9.13.2010

"A Variety of Impersonations"

For all the seeming self-exposure of the novels, he was a great defender of his solitude, not because he particularly liked it but because swarming emotional anarchy and self-exposure were possible for him only in isolation.

I think of Proust and the several years he rarely left his cork-lined apartment working on his masterpiece. I think of Salinger secluded at his home in the forested hillside of New Hampshire, Salinger who after the enormous success of Catcher in the Rye, rarely broke his silence. After To Kill A Mockingbird was published, Harper Lee did much the same, refusing interviews and public appearances. The creative life is usually solitary and it is in that solitude that a writer finds his story. Perhaps it also creates a strong desire to be heard. Every writer says much the same. Martha Gelhorn put it well, “I always live alone to work, cannot do it otherwise except as total immersion.”

In a way brothers probably know each other better than they ever know anyone else.

One summer my brother and I met at a cafe in the beautiful town of Lucca in Tuscany. The warm afternoon was drawing to a close. The buildings surrounding the piazza glowed in that late afternoon Tuscan light. And he started to tell me about what he saw. He saw things I did not even notice until he pointed them out. It was like that with each building. The object; its meaning; historical importance and why it was placed there and not somewhere else. It was dazzling. He did know a great deal. But above all he wanted to tell me about it. I had never heard him so spontaneously outgoing to me or interested in what he was talking about. It turned out to be our last day together. We never had a better one.

…what matters isn’t what made you do it but what it is you do.

I listen to people tell me what they intend to do and what their attitudes and beliefs are or I read the same things in their writings and I say to myself this is really of no importance. What is important is how they translate their beliefs and attitudes into behavior, what they do when push comes to shove in real time. Many years of experience and a fair amount of research have taught me that the finest of intentions often fall by the wayside under conditions of even the most minimal pressure.

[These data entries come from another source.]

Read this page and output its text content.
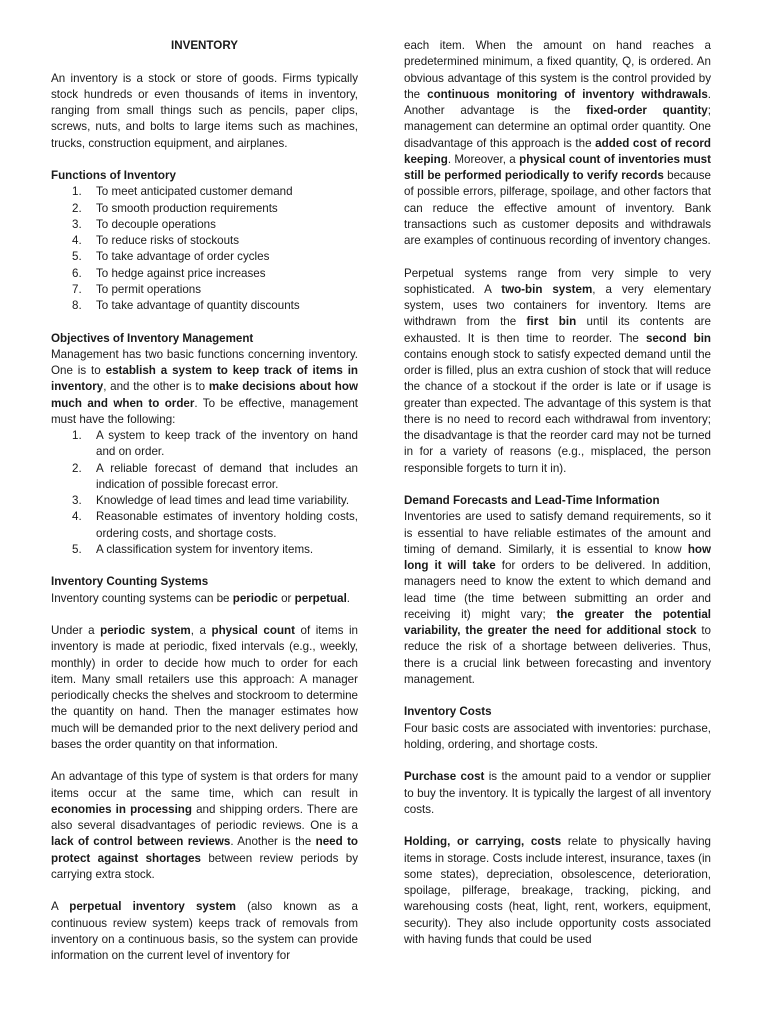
INVENTORY

An inventory is a stock or store of goods. Firms typically stock hundreds or even thousands of items in inventory, ranging from small things such as pencils, paper clips, screws, nuts, and bolts to large items such as machines, trucks, construction equipment, and airplanes.

Functions of Inventory
1. To meet anticipated customer demand
2. To smooth production requirements
3. To decouple operations
4. To reduce risks of stockouts
5. To take advantage of order cycles
6. To hedge against price increases
7. To permit operations
8. To take advantage of quantity discounts
Objectives of Inventory Management

Management has two basic functions concerning inventory. One is to establish a system to keep track of items in inventory, and the other is to make decisions about how much and when to order. To be effective, management must have the following:

1. A system to keep track of the inventory on hand and on order.
2. A reliable forecast of demand that includes an indication of possible forecast error.
3. Knowledge of lead times and lead time variability.
4. Reasonable estimates of inventory holding costs, ordering costs, and shortage costs.
5. A classification system for inventory items.
Inventory Counting Systems

Inventory counting systems can be periodic or perpetual.

Under a periodic system, a physical count of items in inventory is made at periodic, fixed intervals (e.g., weekly, monthly) in order to decide how much to order for each item. Many small retailers use this approach: A manager periodically checks the shelves and stockroom to determine the quantity on hand. Then the manager estimates how much will be demanded prior to the next delivery period and bases the order quantity on that information.

An advantage of this type of system is that orders for many items occur at the same time, which can result in economies in processing and shipping orders. There are also several disadvantages of periodic reviews. One is a lack of control between reviews. Another is the need to protect against shortages between review periods by carrying extra stock.

A perpetual inventory system (also known as a continuous review system) keeps track of removals from inventory on a continuous basis, so the system can provide information on the current level of inventory for

each item. When the amount on hand reaches a predetermined minimum, a fixed quantity, Q, is ordered. An obvious advantage of this system is the control provided by the continuous monitoring of inventory withdrawals. Another advantage is the fixed-order quantity; management can determine an optimal order quantity. One disadvantage of this approach is the added cost of record keeping. Moreover, a physical count of inventories must still be performed periodically to verify records because of possible errors, pilferage, spoilage, and other factors that can reduce the effective amount of inventory. Bank transactions such as customer deposits and withdrawals are examples of continuous recording of inventory changes.

Perpetual systems range from very simple to very sophisticated. A two-bin system, a very elementary system, uses two containers for inventory. Items are withdrawn from the first bin until its contents are exhausted. It is then time to reorder. The second bin contains enough stock to satisfy expected demand until the order is filled, plus an extra cushion of stock that will reduce the chance of a stockout if the order is late or if usage is greater than expected. The advantage of this system is that there is no need to record each withdrawal from inventory; the disadvantage is that the reorder card may not be turned in for a variety of reasons (e.g., misplaced, the person responsible forgets to turn it in).

Demand Forecasts and Lead-Time Information

Inventories are used to satisfy demand requirements, so it is essential to have reliable estimates of the amount and timing of demand. Similarly, it is essential to know how long it will take for orders to be delivered. In addition, managers need to know the extent to which demand and lead time (the time between submitting an order and receiving it) might vary; the greater the potential variability, the greater the need for additional stock to reduce the risk of a shortage between deliveries. Thus, there is a crucial link between forecasting and inventory management.

Inventory Costs

Four basic costs are associated with inventories: purchase, holding, ordering, and shortage costs.

Purchase cost is the amount paid to a vendor or supplier to buy the inventory. It is typically the largest of all inventory costs.

Holding, or carrying, costs relate to physically having items in storage. Costs include interest, insurance, taxes (in some states), depreciation, obsolescence, deterioration, spoilage, pilferage, breakage, tracking, picking, and warehousing costs (heat, light, rent, workers, equipment, security). They also include opportunity costs associated with having funds that could be used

There is no you, Maria, any more than there’s a me. There is only this way that we have established over the months of performing together, and what it is congruent with isn’t “ourselves” but past performances—we’re has-beens at heart, routinely trotting out the old, old, act….It’s all impersonation—in the absence of a self, one impersonates selves, and after a while impersonates best the self that best gets one through.

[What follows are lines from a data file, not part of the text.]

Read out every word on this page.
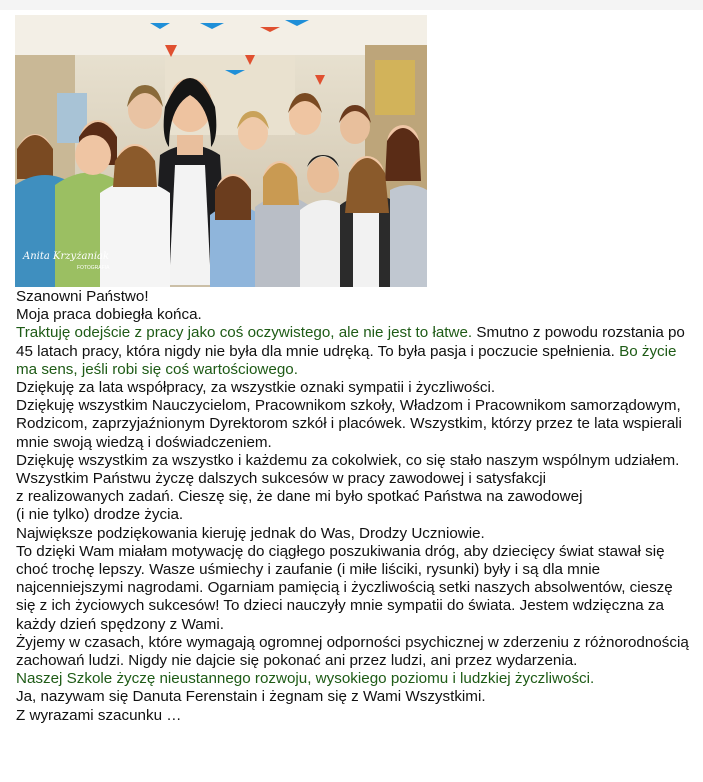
Anita Krzyżaniak
FOTOGRAFIA

Szanowni Państwo!

Moja praca dobiegła końca.

Traktuję odejście z pracy jako coś oczywistego, ale nie jest to łatwe. Smutno z powodu rozstania po 45 latach pracy, która nigdy nie była dla mnie udręką. To była pasja i poczucie spełnienia. Bo życie ma sens, jeśli robi się coś wartościowego.

Dziękuję za lata współpracy, za wszystkie oznaki sympatii i życzliwości.

Dziękuję wszystkim Nauczycielom, Pracownikom szkoły, Władzom i Pracownikom samorządowym, Rodzicom, zaprzyjaźnionym Dyrektorom szkół i placówek. Wszystkim, którzy przez te lata wspierali mnie swoją wiedzą i doświadczeniem.

Dziękuję wszystkim za wszystko i każdemu za cokolwiek, co się stało naszym wspólnym udziałem.

Wszystkim Państwu życzę dalszych sukcesów w pracy zawodowej i satysfakcji

z realizowanych zadań. Cieszę się, że dane mi było spotkać Państwa na zawodowej

(i nie tylko) drodze życia.

Największe podziękowania kieruję jednak do Was, Drodzy Uczniowie.

To dzięki Wam miałam motywację do ciągłego poszukiwania dróg, aby dziecięcy świat stawał się choć trochę lepszy. Wasze uśmiechy i zaufanie (i miłe liściki, rysunki) były i są dla mnie najcenniejszymi nagrodami. Ogarniam pamięcią i życzliwością setki naszych absolwentów, cieszę się z ich życiowych sukcesów! To dzieci nauczyły mnie sympatii do świata. Jestem wdzięczna za każdy dzień spędzony z Wami.

Żyjemy w czasach, które wymagają ogromnej odporności psychicznej w zderzeniu z różnorodnością zachowań ludzi. Nigdy nie dajcie się pokonać ani przez ludzi, ani przez wydarzenia.

Naszej Szkole życzę nieustannego rozwoju, wysokiego poziomu i ludzkiej życzliwości.

Ja, nazywam się Danuta Ferenstain i żegnam się z Wami Wszystkimi.

Z wyrazami szacunku …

Does it make any sense to speak of a self, an identity that is the same today as it was 30 or 40 years ago, a self that lies hidden behind most of the actions that constitute our daily life? Or are we, as the author of the passage above suggests, little else but performances of who we imagine our self to be or might wish to be?

On this account the notion of a self as a distinctive identity is a myth. Instead we are impersonators like actors on the stage with a range of parts we perform to meet the demands of the situation or the image that we think others have of us.

I have been searching unsuccessfully for my self for years. Instead, what I find are the various behaviors I enact over time, a set of behaviors that has remained consistent for most of my life now. If this is what is meant by “self,” then I admit the search has been successful after all.

The quoted passages above are from Philip Roth’s novel, The Counterlife. The novel depicts the various lives two brothers lived or might have lived--one is never quite sure. It is an imaginative, forceful, confrontational novel that is Roth at his best.

I might note that Roth, an intensely private man, also lives in virtual solitude at his home in Connecticut. He works from early morning until the end of the day, every day, in his studio back in the trees away from the house. He says he cannot do otherwise, that he wouldn’t know what to do with himself if he couldn’t write every day.

My responses reflect the way I read a novel or most any book for that matter. I read a passage, come to a halt for one reason or another, place a mark in the margin, and then continue mulling it over for a while. From time to time I return to the passage and others from a really excellent book after I have entered all the marked passages in my Commonplace Book. And every so often these passages serve as the basis for something I write.